Immunologists Find Classical & Non-canonical Kinases Vital To Innate Antiviral Defenses
How the body's immune system fights off viral infection is only a half-open book. Chapter 1 describes the "innate" defenses, dispatched as advance forces to engage attacking viruses before they have a chance to wreak their lethal intrusion. Behind the lines lies Chapter 2, a build-up of heavy-duty "specific adaptive immune" cells, ready to kill off the threatening viruses.
A team of research immunologists has garnered new clues about how chemical communication initiates the immune system's response to viral infection. The innate immune defenses recognize viral infection through various routes, including the binding of viral molecules to specific receptors. The recognition process triggers a network of chemical events that ultimately cause expression of antiviral genes.

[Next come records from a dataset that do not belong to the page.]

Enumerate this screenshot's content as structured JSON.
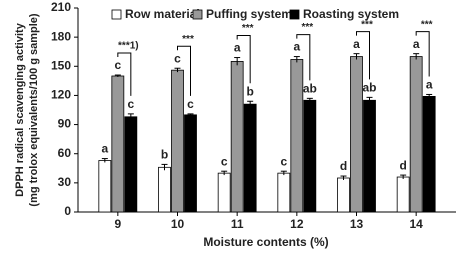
{
  "chart_data": {
    "type": "bar",
    "ylabel": [
      "DPPH radical scavenging activity",
      "(mg trolox equivalents/100 g sample)"
    ],
    "xlabel": "Moisture contents (%)",
    "categories": [
      "9",
      "10",
      "11",
      "12",
      "13",
      "14"
    ],
    "series": [
      {
        "name": "Row material",
        "color": "#ffffff",
        "values": [
          53,
          46,
          40,
          40,
          35,
          36
        ],
        "errors": [
          2,
          3,
          2,
          2,
          2,
          2
        ],
        "letters": [
          "a",
          "b",
          "c",
          "c",
          "d",
          "d"
        ]
      },
      {
        "name": "Puffing system",
        "color": "#999999",
        "values": [
          140,
          146,
          155,
          157,
          160,
          160
        ],
        "errors": [
          1,
          2,
          4,
          3,
          3,
          3
        ],
        "letters": [
          "c",
          "c",
          "a",
          "a",
          "a",
          "a"
        ]
      },
      {
        "name": "Roasting system",
        "color": "#000000",
        "values": [
          98,
          100,
          111,
          115,
          115,
          119
        ],
        "errors": [
          3,
          1,
          3,
          2,
          3,
          2
        ],
        "letters": [
          "c",
          "c",
          "b",
          "ab",
          "ab",
          "a"
        ]
      }
    ],
    "significance": [
      "***1)",
      "***",
      "***",
      "***",
      "***",
      "***"
    ],
    "ylim": [
      0,
      210
    ],
    "yticks": [
      0,
      30,
      60,
      90,
      120,
      150,
      180,
      210
    ]
  }
}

The co-authors - all at Harvard University or University of Massachusetts Medical School at Worcester - report their preliminary findings in the Proceedings of the National Academy of Sciences (PNAS), released online Dec. 8, 2003, for subsequent print publication. Their paper reads: "IFN-regulatory factor 3-dependent gene expression is defective in Tbk-1 deficient mouse embryonic fibroblasts." The article shows how enzymes known as the non-canonical forms of I-kappa-B kinases (IKK) add phosphate groups to the immune transcription factor known as interferon regulatory factor-3 (IRF3).
After infecting the mice with either Sendai or Newcastle disease viruses, the cells failed to express antiviral genes that require IRF3. The results suggest that non-canonical IKKs are important mediators of IRF3-dependent antiviral gene expression. In mice, so far so good. But what about people? The PNAS paper allows, "Recent studies of human cell lines in culture have implicated two non-canonical IkB kinases [in the] phosphorylation of IRF3. This data provide strong genetic evidence," the PNAS paper concludes, "that TBK1 is an essential mediator of innate antiviral gene-expression programs that require IRF3."

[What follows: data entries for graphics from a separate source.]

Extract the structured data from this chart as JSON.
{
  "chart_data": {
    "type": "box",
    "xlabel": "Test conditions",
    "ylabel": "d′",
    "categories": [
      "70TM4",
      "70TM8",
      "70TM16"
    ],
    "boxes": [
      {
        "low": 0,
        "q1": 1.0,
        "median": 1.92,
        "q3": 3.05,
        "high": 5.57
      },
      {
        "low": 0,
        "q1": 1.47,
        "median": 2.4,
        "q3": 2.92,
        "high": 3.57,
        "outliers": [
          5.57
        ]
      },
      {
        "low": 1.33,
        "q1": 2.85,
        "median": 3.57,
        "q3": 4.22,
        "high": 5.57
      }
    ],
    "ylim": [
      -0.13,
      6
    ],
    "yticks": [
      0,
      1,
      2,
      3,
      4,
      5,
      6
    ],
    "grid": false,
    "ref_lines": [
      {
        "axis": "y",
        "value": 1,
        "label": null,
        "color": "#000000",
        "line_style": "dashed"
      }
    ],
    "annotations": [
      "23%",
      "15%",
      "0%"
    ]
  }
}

Sophisticated, Flashlight-Toting Protein - Reflectin By Name - Carries Rare Amino-Acid Residues
The sea-going squid (Euprymna scolopes) has a built-in flashlight on its underside, which is beamed downward by reflective plates made of an unusual family of proteins. The plates might offer inspiration for nanotechnology designs in spectroscopy and optics. The squid's light organ is powered by luminescent bacteria and is surrounded by stacks of the silvery reflector plates. In addition to serving as a spotlight during feeding, the illumination may help reduce the squid's telltale shadow on the sea floor. Marine scientists have found that E. scolopes' reflector platelets are made of a previously undescribed group of proteins, which they named "reflectins." Their report appears in Science, dated Jan. 8, 2004, and is titled "Reflectins: The unusual proteins of squid reflective tissues." The co-authors are at the University of Hawaii-Manoa in Honolulu.